The country's leaders have done little to alter the image of Ukraine as a top destination for sex tourists and men shopping for mail-order brides. President Viktor Yanukovych last year invited foreign investors to Ukraine to see blooming chestnut trees and observe “how women begin to take their clothes off when it gets warm in Ukrainian cities.”
Femen, Ukraine's controversial women's rights movement which stages topless protests, has vowed to disrupt the championship with rallies, pranks and disturbances to protest the prostitution spike.
“Today Ukraine has turned into a huge brothel, Europe's center for sex tourism, and Ukrainian women will suffer from that, Ukrainian women will become sex slaves during Euro 2012,” said Inna Shevchenko, a top activist with the group.
Critics say Femen is itself fueling the perception of Ukrainian women as sex objects. The group protests against prostitution with half-naked activists posing in front of television cameras in erotic poses.
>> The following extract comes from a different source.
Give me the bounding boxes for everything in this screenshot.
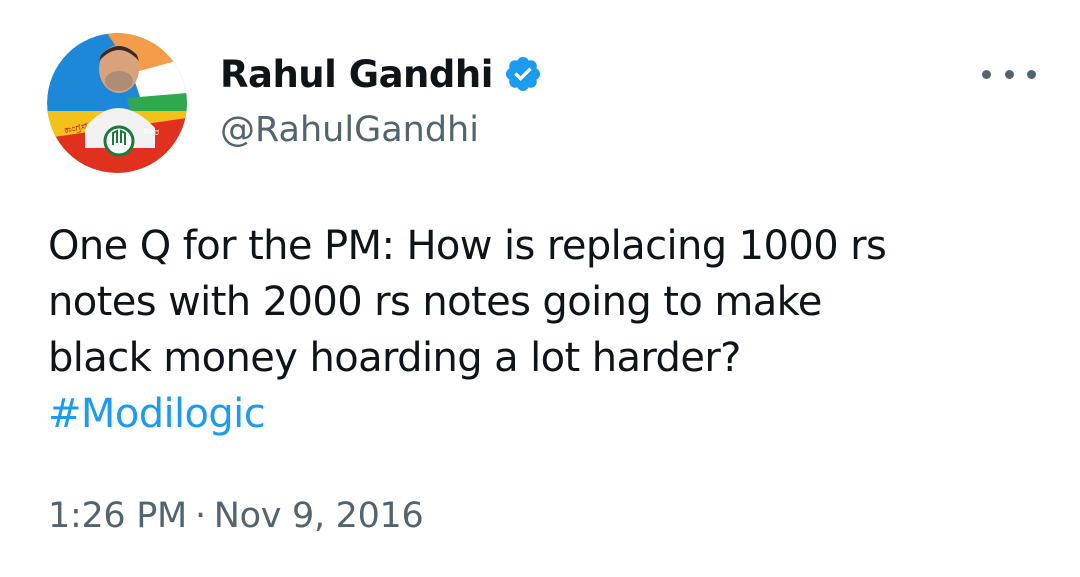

Yulia Tsarevska, whose advocacy group provides moral, educational and medical support to Yulia and other call girls in Kiev and around the country, says the girls have been translating their ads into English in recent weeks.
“They are waiting, they are getting ready, they are going to beauty parlors, they are raising their prices,” she said.
Yulia admits to harboring faint hopes that one of her clients may fall in love with her and take her away from Ukraine, as happened to Julia Roberts' heroine in “Pretty Woman,” a movie she loves.
“It would be great to live in other countries, but I don't think that people would come and would choose a wife here in Ukraine among call girls,” she says. “Although everything can happen.”